Before the right-wing co-opted the language of the progressive movement, using terms like “reform” to promote the power of the few over the many, huge strides were made in developing and protecting worker rights. The idea of workers’ compensation due to injuries dates back to the nineteenth century, and developing and sustaining workers’ rights from the beginning of the twentieth century until the 1980s was most often associated with the language of progressive reform. The labor movement has since its inception pushed consistently for workplace safety. It was even a Republican, former President Richard Nixon, who signed into law the bill creating the Occupational Safety and Health Administration in 1970.

In Oklahoma and other conservative states, the word “reform” now means rolling back rights and advances for workers in order to promote the interests of corporations.

A workers’ compensation measure, Senate Bill 1062, is now under negotiation in the House. Its principal purpose is to change the current workers’ compensation system from a judicial process to an administrative process, but legislators have also pushed for reducing award amounts and limiting the time period for claims.

One of the provisions, according to media reports, would reduce disability wage benefits by 30 percent. This is based on the premise that wage benefits aren’t taxed, and thus the state should only pay 70 percent of its average weekly wage rate. Other provisions, since removed from the bill, would have reduced benefits to amputees and spouses of workers killed on the job, and reduced the amount of time in which a claim could be made from 30 days to three days. There is a potential that these provisions could be restored in some form as the bill makes its way through the legislature where disagreements on it remain between the House and Senate.

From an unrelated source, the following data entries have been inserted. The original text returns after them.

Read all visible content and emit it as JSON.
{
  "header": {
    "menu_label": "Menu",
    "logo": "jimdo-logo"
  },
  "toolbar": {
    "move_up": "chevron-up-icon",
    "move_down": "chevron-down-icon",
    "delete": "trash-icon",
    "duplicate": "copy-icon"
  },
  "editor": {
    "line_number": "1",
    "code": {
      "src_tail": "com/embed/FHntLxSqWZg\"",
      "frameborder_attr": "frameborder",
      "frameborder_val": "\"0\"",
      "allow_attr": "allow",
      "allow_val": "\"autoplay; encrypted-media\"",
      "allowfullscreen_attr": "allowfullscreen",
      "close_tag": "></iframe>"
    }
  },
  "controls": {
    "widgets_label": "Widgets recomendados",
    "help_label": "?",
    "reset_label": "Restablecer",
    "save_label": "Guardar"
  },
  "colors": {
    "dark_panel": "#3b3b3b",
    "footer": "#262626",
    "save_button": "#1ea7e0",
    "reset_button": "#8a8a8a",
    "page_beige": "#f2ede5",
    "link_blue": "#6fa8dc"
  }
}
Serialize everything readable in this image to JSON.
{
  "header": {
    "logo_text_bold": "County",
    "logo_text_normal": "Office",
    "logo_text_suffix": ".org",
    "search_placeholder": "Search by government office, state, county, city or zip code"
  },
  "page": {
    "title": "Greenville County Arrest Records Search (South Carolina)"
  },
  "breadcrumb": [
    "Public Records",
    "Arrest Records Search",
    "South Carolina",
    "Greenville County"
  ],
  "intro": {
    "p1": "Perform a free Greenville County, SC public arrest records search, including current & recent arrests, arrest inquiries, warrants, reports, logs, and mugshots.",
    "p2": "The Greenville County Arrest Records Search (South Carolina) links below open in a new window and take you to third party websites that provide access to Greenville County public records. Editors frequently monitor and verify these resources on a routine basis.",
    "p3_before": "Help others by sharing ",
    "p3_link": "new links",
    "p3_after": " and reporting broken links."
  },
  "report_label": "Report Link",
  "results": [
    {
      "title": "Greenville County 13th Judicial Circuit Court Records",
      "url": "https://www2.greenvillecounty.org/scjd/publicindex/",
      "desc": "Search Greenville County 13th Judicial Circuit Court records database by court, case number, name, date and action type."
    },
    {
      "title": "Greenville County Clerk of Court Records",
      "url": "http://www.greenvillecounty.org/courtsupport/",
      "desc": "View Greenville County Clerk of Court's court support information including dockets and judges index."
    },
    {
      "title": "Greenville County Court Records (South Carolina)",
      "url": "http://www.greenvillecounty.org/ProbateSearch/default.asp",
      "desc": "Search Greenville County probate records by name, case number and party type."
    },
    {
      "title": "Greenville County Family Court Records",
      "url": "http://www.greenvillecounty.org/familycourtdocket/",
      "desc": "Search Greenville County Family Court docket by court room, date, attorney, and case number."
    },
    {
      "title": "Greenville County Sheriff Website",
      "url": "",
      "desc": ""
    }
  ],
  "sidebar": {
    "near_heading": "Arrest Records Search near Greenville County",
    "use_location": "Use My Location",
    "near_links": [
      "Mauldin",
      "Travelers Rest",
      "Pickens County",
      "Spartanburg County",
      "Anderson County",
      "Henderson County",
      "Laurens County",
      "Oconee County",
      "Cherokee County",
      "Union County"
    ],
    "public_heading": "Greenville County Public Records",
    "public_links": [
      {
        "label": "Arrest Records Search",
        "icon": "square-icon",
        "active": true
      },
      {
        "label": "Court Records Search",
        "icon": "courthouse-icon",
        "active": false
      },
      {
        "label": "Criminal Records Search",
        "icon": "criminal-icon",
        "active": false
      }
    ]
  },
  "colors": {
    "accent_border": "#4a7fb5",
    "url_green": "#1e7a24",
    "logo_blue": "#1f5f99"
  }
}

Legislators are also discussing whether some companies should be allowed to opt-out of the system entirely if they provided compensation benefits on their own.

The bottom line is that no one is discussing statistics like these: In 2010, 91 workers were killed on the job in Oklahoma. In 2011, there were more than 49,000 recorded on-the-job injuries. The discussion among Republicans is mostly limited to how to help companies pay less in insurance while reducing benefits for workers.

To return to my first question, no one seems, as well, to be discussing how many on-the-job injuries go unreported, especially in a weak job market in which workers might feel fearful of losing their jobs.

It’s clear the intent of SB 1062 is to erode workers’ benefits and rights. Let’s hope it dies in a storm of legislative bickering this session.